The status of anti-Dalit violence is no different. The major incidents of persecution and massacre of Dalits; 1968 Kilveni Massacre, 1997 Melavalavu massacre, 2012 Dharmapuri anti-Dalit violence, 2013 Marakkanam anti-Dalit violence (All in Tamil Nadu), 1985 Karamchedu massacre, 1991 Tsundur massacre (All in Andhra Pradesh), 1996 Bathani Tola massacre, 1997 Laxmanpur Bathe massacre (All in Bihar), 1997 Rambai Killings, Mumbai, 2006 Khairlangi massacre, 2014 Javkheda Hatyakand (All in Maharashtra), 1999 Bant Singh killing in Punjab, 2000 caste persecution in Karnataka, 5 Dalits beaten/burnt to death for skinning a dead cow in 2006, 2011 killings of Dalits in Mirchpur (All in Haryana), 2015 anti-Dalit violence in Dangawas (Rajasthan) are among the scores of atrocities of Dalit persecution.

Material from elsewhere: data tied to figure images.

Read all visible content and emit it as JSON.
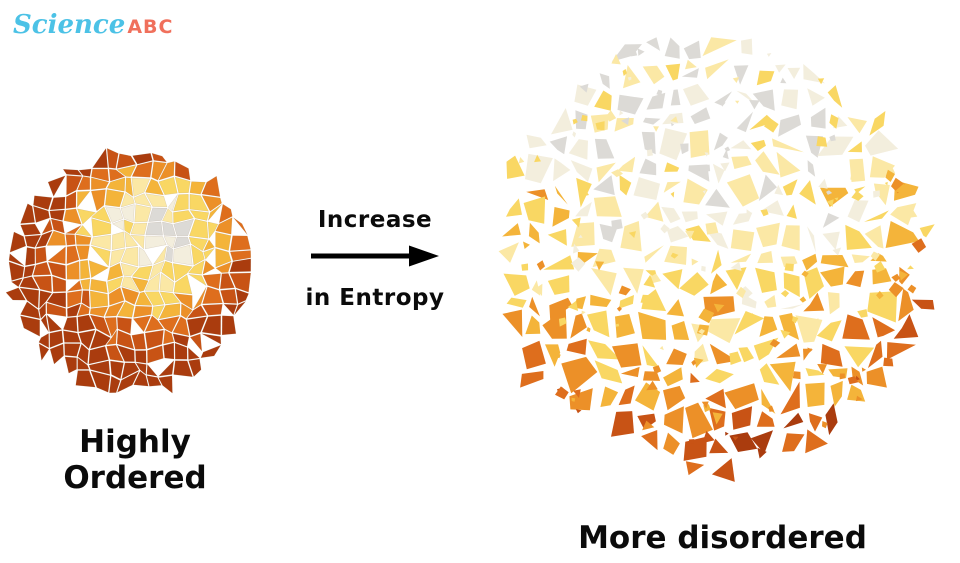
{
  "logo": {
    "science": "Science",
    "abc": "ABC"
  },
  "arrow": {
    "top_label": "Increase",
    "bottom_label": "in Entropy"
  },
  "captions": {
    "left_line1": "Highly",
    "left_line2": "Ordered",
    "right": "More disordered"
  },
  "colors": {
    "background": "#ffffff",
    "text": "#0b0b0b",
    "arrow": "#000000",
    "logo_science": "#4cc2e6",
    "logo_abc": "#f0705c",
    "mosaic_palette": [
      "#dcdad6",
      "#f3eedd",
      "#fbe8a5",
      "#f9d763",
      "#f4b43a",
      "#ec9028",
      "#de6e1d",
      "#c85315",
      "#aa3c0e"
    ]
  }
}
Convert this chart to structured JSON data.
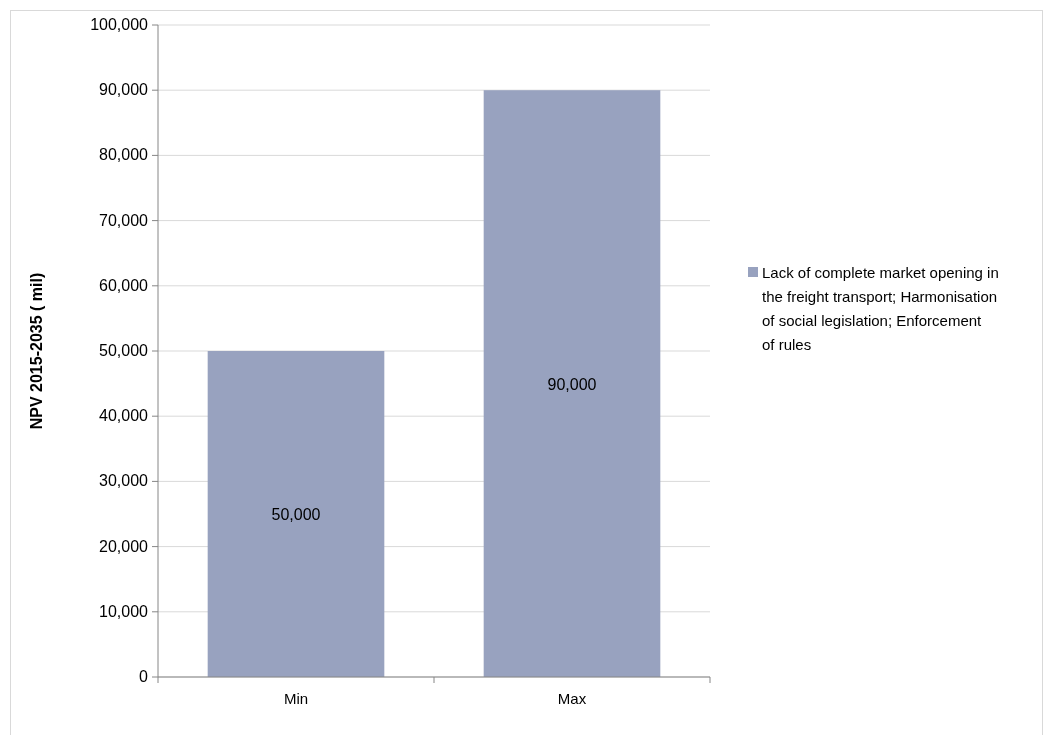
{
  "chart_data": {
    "type": "bar",
    "ylabel": "NPV 2015-2035 ( mil)",
    "categories": [
      "Min",
      "Max"
    ],
    "series": [
      {
        "name": "Lack of complete market opening in the freight transport; Harmonisation of social legislation; Enforcement of rules",
        "color": "#98a2bf",
        "values": [
          50000,
          90000
        ],
        "value_labels": [
          "50,000",
          "90,000"
        ]
      }
    ],
    "ylim": [
      0,
      100000
    ],
    "yticks": [
      {
        "value": 0,
        "label": "0"
      },
      {
        "value": 10000,
        "label": "10,000"
      },
      {
        "value": 20000,
        "label": "20,000"
      },
      {
        "value": 30000,
        "label": "30,000"
      },
      {
        "value": 40000,
        "label": "40,000"
      },
      {
        "value": 50000,
        "label": "50,000"
      },
      {
        "value": 60000,
        "label": "60,000"
      },
      {
        "value": 70000,
        "label": "70,000"
      },
      {
        "value": 80000,
        "label": "80,000"
      },
      {
        "value": 90000,
        "label": "90,000"
      },
      {
        "value": 100000,
        "label": "100,000"
      }
    ],
    "grid": "y",
    "legend": "right"
  }
}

It was the duty of media to highlight such important issues, said Rajashekhar.

Interestingly, in almost all these cases perpetrators are yet to be identified or prosecuted. Even if identified the prosecution rate has never exceeded 20%.

The Vice-President of Karnataka Komu Souharda Vedike K Phaniraj said that while the atrocities against the Dalits are on the rise, the conviction rate was negligible.

Dalit and minority perpetrators of violence are efficiently put on trial by constituting special investigation teams and punished by fast track courts. But when the victims are Dalits or minorities no such urgency is shown and in such cases, the government is seen playing the game of ‘commission-commission’ said Shyamraj Birthi who was participating in the golden jubilee celebration.

However, in the subsequent trial, the landlords were convicted in this case and ten of them were sentenced to 10 years in jail in 1970.

1975, the Madras High Court acquitted the landlord quashing the Nagapattinam district court judgment, which had awarded them 10 years of prison terms. The main accused in the case was killed in a revenge attack in 1980, 12 years after the incident.